At AECOM, we recognised this challenge and created i3 by AECOM – our lifecycle data science solution for the built environment. We help clients manage, comprehend and interpret mountains of data to create intelligence at each stage of the design, build, finance and operate process. We harness the power of data across a digitised and virtualised asset lifecycle.
As a diverse built environment, construction is generating and curating vast quantities of electronic data from the earliest grains of a new project investment decision through the whole lifecycle of an asset or portfolio. Continuous streams of data are feeding forward across our built environment, from capital to operational stages to service provision and increasingly backwards through systematic feedback loops, to inform lessons learned, supporting future investment decision making. Every day we exchange petabytes of construction data across systems, teams and countries. These data exchanges are moving from staged transactions to a frictionless data environment, accessible 24/7 in real time.

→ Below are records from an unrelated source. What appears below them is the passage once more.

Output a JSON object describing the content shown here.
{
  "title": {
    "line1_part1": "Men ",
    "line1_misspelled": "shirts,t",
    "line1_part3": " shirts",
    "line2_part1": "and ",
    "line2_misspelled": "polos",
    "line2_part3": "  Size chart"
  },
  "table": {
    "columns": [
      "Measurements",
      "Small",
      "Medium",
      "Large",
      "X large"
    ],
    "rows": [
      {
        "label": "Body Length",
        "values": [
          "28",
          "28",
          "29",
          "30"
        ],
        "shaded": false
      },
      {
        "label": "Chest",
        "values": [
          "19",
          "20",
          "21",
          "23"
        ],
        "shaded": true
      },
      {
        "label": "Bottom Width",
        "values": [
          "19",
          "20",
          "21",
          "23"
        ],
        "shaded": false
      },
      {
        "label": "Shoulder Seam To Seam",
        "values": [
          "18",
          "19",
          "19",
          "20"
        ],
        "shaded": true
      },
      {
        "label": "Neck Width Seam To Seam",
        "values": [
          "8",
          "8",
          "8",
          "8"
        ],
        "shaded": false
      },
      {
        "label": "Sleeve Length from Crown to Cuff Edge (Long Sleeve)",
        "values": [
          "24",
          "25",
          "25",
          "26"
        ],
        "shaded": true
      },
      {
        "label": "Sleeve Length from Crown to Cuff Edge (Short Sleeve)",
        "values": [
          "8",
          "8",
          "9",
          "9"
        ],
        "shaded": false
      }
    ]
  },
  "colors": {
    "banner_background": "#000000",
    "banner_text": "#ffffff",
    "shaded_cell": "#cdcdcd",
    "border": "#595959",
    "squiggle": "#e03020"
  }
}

This velocity of this data acquisition, as in other sectors, is increasing at a prolific rate and from an ever-increasing variety of sources: from computers, mobile devices, asset telemetry, smart plant and even the end users themselves. Our construction sites are now a living, breathing, manufacturing location, with real-time data driving the operations and logistics.

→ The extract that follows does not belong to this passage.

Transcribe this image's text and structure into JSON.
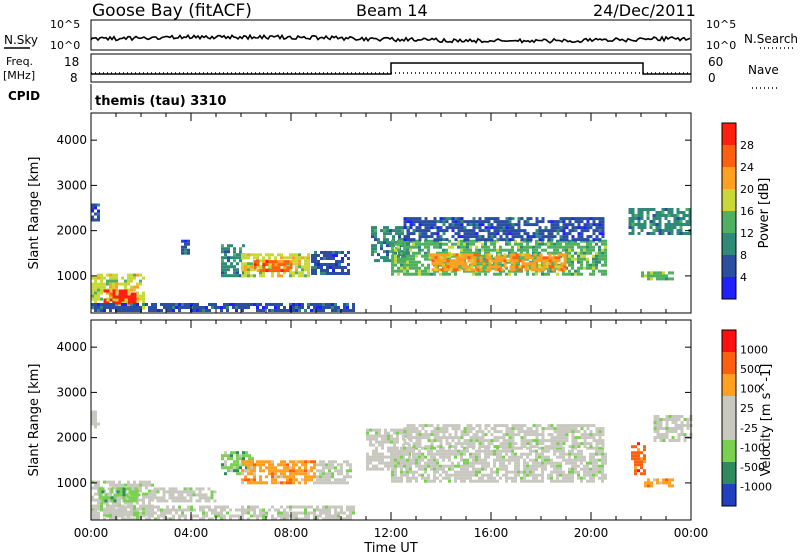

As an industry, we have an enormous amount of siloed legacy data in relation to the existing retained estate. Usually, this is in innumerable formats stored in a potpourri of different ways from aged floppy discs, scratched CDs, DVDs, on-premises servers and the cloud to, more commonly, racks of as-built drawings and folders of operation and maintenance paper etc – and not forgetting all that tacit knowledge walking about our projects in wetware form (the human brain)! As our data volumes gets larger and larger, the challenge of turning this deluge into actionable intelligence gets bigger too.
Retrospectively, we need more and more to make sure the value of this historic estate data can be harnessed, which involves data cleansing, validation and indexing to make sure it can be unified with other systems. Data in a construction organisation is, however, most often a complex web that needs to be carefully integrated to support joined-up or chained data queries, eg BIM + AIM + GIS + ERP = Big organisational value!
Having aggregated these data sets together, we need then to examine them and make sense of them to derive insights. Even though analytics are playing a part, construction is lagging behind other sectors because as an industry we are very poor at using our data to measure and benchmark infrastructure performance.
Solving this problem will need an intervention to bring communities together that create and operate assets as highlighted in the National Infrastructure Commission report, Data for the Public Good, which sets out a roadmap towards a national digital twin: a digital model of our national infrastructure that will be able both to monitor our infrastructure in real time and to simulate the impacts of possible event.
At i3 by AECOM, we are already on this trajectory, unifying separate systems and leveraging advanced cloud analytics solutions to make sense of our clients’ data systems in a real-time environment. These systems and processes are helping us interrogate large and often unstructured datasets, offering levels of insights that traditional systems cannot. These systems respond to client needs for consistent, real-time data to support decision making and increasingly to support forecasting and investment decision making using demand and prioritisation queries.
Storytelling with our data is becoming an ever-important and critical service of i3 by AECOM. Indeed, if a picture is worth a thousand words then enterprise-level construction data visualisation is worth at least a book!
Using dashboarding and data visualisation engines, we contextualise and form into bodies of knowledge (as illustrated above). This custom visualisation technology is helping us communicate all the relevant data we generate across our portfolio-level digital nervous system and present it in a clear and understandable way. Our customers are seeking, as Bill Gates envisioned, “business at the speed of thought” where information is available to make real-time decisions with transparent and trustworthy views of their integrated data, from cost to occupation, energy performance, schedule position.
Dashboards help us envision these large construction data sets coherently through the visual display of quantitative information, where we can reveal the data at several levels of detail, from a broad overview of a programme or project down to the fine structure of a work-package specification or object performance attributes.
Good construction dashboarding consists of complex ideas communicated with clarity, precision and efficiency, where graphics reveal data to stakeholders better than traditional methods. Good user interface is important; car manufacturers have shown us the best dashboards are usually the simplest and at the same time the most powerful. Construction clients are also now moving from deterministic to probabilistic use of data and asking “what if?” and “show me the impact of…” questions of their estate-level data, where on the fly they can visually and instantaneously gain insights into the effects of changes. Predictive modelling is allowing us to provide clients with early warnings before specific situations occur and implement repair before fail models with improved forecasting, allowing them to better prepare for best- and worst-case asset operational events.
Natural language interfaces, mixed reality and early artificial intelligence such as the Amelia AI interface are all starting to play their part in how clients and end users interface with and achieve better understanding of data, especially at an operational and service provision level.
Better data user interface is improving every week and at the same time so is our ability to make sense of our data.